Доминик досадливо нахмурился:
— Каро, возможно, я и владелец дома, но живешь здесь ты…
— Временно.
— И потому, — решительно продолжал Доминик, — считаю верхом неприличия вламываться к тебе без предупреждения.
Ее улыбка была скорее горькой, чем веселой.
— Значит, отныне мы подчиняемся правилам приличия?
Доминик сжал губы и шагнул к ней:
— По крайней мере, давай попробуем…
— Как мило! — Каро села на диван, скрестив руки на коленях, и с безмятежным видом посмотрела на него. — В таком случае, лорд Вон, не хотите ли выпить чашечку чаю?
Сейчас Доминик гораздо больше хотел другого: возвращения прежней Каро. Той Каро, которая терпеть не могла вести пустые, бессмысленные светские разговоры, которая противоречила ему на каждом шагу. Той Каро, которая бесчисленное множество раз вызывающе уверяла его, что она будет делать что ей угодно и когда угодно. Той Каро, которая, насколько мог судить Доминик, совсем не была похожа на холодную и сдержанную молодую леди, принявшую его так отчужденно!

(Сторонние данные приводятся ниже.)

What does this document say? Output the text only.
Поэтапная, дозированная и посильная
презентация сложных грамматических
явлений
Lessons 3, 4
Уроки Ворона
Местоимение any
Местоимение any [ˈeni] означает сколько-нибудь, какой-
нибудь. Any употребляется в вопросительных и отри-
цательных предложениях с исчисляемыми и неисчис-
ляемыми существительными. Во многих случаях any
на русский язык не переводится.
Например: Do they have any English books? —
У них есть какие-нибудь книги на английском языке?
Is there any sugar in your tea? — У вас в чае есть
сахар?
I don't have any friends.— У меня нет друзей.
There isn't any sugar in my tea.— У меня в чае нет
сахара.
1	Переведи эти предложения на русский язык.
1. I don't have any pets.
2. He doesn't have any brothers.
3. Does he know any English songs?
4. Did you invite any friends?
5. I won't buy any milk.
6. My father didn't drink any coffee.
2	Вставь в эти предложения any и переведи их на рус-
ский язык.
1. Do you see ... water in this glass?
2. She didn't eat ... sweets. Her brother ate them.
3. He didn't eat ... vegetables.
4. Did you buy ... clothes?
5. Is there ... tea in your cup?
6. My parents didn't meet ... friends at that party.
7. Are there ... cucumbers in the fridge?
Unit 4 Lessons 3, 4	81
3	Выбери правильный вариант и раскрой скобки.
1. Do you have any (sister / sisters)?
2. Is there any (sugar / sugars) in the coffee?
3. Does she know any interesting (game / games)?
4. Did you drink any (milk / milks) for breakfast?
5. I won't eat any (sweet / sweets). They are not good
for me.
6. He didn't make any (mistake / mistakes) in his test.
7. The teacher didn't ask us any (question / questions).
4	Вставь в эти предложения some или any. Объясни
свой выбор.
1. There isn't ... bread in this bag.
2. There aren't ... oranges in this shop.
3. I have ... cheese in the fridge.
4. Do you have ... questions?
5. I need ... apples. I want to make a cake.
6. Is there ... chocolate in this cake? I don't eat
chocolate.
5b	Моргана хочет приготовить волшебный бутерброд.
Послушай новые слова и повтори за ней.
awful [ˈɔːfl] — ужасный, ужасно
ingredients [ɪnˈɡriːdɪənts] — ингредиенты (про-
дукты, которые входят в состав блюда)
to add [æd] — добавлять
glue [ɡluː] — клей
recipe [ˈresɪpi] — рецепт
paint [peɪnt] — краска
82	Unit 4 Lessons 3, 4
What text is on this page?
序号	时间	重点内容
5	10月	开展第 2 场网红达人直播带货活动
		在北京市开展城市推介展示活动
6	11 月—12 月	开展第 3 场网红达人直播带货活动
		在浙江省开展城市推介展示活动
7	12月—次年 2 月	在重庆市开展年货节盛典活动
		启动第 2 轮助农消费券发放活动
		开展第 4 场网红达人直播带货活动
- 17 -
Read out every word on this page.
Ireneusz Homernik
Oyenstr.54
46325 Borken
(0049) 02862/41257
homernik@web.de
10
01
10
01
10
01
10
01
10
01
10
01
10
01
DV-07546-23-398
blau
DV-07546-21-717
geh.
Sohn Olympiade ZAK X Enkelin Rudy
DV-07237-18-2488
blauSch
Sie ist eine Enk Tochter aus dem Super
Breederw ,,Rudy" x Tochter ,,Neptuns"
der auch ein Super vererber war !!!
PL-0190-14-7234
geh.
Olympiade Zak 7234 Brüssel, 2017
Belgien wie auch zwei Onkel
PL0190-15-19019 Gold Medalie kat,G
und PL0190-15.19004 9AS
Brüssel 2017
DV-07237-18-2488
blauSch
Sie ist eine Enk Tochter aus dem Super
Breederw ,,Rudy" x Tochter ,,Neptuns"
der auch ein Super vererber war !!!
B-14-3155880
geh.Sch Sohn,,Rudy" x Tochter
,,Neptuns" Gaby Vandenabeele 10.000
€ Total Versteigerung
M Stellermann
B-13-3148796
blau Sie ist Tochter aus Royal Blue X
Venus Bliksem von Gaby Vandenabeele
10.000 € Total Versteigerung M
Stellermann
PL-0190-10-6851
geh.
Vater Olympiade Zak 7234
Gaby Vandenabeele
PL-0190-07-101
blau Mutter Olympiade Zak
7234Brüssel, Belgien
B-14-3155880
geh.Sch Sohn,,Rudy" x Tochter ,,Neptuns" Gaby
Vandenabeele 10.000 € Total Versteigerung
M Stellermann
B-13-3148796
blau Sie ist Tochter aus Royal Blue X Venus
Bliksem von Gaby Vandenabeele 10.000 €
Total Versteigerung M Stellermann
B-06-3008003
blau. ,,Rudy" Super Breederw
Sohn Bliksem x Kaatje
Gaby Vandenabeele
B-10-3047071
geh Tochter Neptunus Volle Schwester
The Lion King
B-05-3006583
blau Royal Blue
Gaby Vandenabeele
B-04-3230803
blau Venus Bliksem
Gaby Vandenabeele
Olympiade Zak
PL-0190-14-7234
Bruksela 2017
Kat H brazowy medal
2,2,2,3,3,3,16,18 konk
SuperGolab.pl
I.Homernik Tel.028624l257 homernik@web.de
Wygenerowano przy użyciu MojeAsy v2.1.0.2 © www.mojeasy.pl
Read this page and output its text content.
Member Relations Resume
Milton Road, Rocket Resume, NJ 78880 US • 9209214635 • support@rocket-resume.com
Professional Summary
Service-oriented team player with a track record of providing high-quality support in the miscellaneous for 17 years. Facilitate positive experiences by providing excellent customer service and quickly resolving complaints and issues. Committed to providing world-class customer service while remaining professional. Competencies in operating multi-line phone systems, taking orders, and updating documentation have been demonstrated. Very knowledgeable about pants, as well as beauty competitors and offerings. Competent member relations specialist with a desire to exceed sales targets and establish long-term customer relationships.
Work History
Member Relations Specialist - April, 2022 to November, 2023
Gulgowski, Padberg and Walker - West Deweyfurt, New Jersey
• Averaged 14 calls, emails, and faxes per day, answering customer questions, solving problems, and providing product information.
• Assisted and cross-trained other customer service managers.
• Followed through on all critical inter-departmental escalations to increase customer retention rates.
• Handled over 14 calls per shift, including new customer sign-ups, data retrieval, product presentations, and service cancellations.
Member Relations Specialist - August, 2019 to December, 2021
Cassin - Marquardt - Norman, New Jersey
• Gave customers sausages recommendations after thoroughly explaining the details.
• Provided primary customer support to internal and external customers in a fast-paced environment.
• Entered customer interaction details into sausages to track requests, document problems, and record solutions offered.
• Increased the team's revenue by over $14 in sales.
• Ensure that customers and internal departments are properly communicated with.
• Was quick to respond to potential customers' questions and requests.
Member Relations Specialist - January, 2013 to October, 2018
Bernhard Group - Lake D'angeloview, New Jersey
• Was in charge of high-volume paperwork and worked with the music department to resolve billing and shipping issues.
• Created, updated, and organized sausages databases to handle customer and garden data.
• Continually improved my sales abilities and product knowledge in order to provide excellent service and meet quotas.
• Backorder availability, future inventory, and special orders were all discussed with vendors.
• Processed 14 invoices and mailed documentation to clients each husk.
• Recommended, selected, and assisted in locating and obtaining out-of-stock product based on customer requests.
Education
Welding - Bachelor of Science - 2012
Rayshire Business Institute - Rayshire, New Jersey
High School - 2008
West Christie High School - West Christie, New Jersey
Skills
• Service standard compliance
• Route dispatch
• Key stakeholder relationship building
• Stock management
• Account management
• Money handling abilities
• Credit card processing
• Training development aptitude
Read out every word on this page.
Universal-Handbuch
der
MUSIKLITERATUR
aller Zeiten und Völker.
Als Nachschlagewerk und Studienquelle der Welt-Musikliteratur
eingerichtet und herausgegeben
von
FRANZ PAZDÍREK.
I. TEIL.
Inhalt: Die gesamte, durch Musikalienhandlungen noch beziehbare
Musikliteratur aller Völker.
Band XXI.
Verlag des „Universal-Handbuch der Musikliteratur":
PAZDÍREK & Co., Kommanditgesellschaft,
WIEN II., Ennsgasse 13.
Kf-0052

— Или, может быть, вы хотите выпить чего-нибудь покрепче чая? — продолжала она равнодушно, не услышав ответа от Доминика и не выдав ни словом, ни жестом, как глубоко его приезд задел ее.
Она понятия не имела, как следует вести себя по отношению к мужчине, лишившему ее невинности, а потом недвусмысленно давшему ей понять, что произошедшее было ошибкой. Несмотря ни на что, она украдкой любовалась им. Он показался ей очень красивым в темно-синем сюртуке, из-под которого выглядывали жилет более светлого оттенка и белоснежная рубашка; коричневые панталоны были заправлены в такого же цвета сапоги.
Впрочем, стальной оттенок глаз и напряженный подбородок свидетельствовали о том, что Доминик вовсе не так расслаблен и спокоен, как хочет казаться.
Холодность, воцарившаяся между ними, была невыносимой. Каро показалось, будто в сердце ей вонзили кинжал. Нет, ей вовсе не хотелось, чтобы кто-то из них вспоминал утренние события; более того, сейчас она меньше всего хотела говорить и даже думать о том, что случилось, — но оказалось, что притворяться холодной и чужой еще ужаснее. Ей снова захотелось расплакаться.
Она резко встала и позвонила, вызывая дворецкого:
— Предпочитаете бренди или, может, виски?
Доминик нехотя признал про себя, что крепкий напиток придется сейчас весьма кстати. Правда, он сомневался в том, что даже целый графин спиртного притупит чувство вины, которое придавило его, едва он увидел переменившуюся Каро.
— Будьте добры, велите подать нам обоим чаю. — Он быстро подошел к окну, а она тихо отдала распоряжения вошедшему дворецкому.
Насупившись, Доминик подумал: сейчас он как будто находится в гостиной любой дамы из высшего общества. Там он ожидал бы встретить ту же вежливость, официальность и сухость. Вежливые, официальные отношения, которые никогда не существовали между ним и Каро!
Едва они снова остались одни, он решительно повернулся к ней и начал:
— Каро, тебе, как и мне, должно быть очевидно, что нам надо поговорить.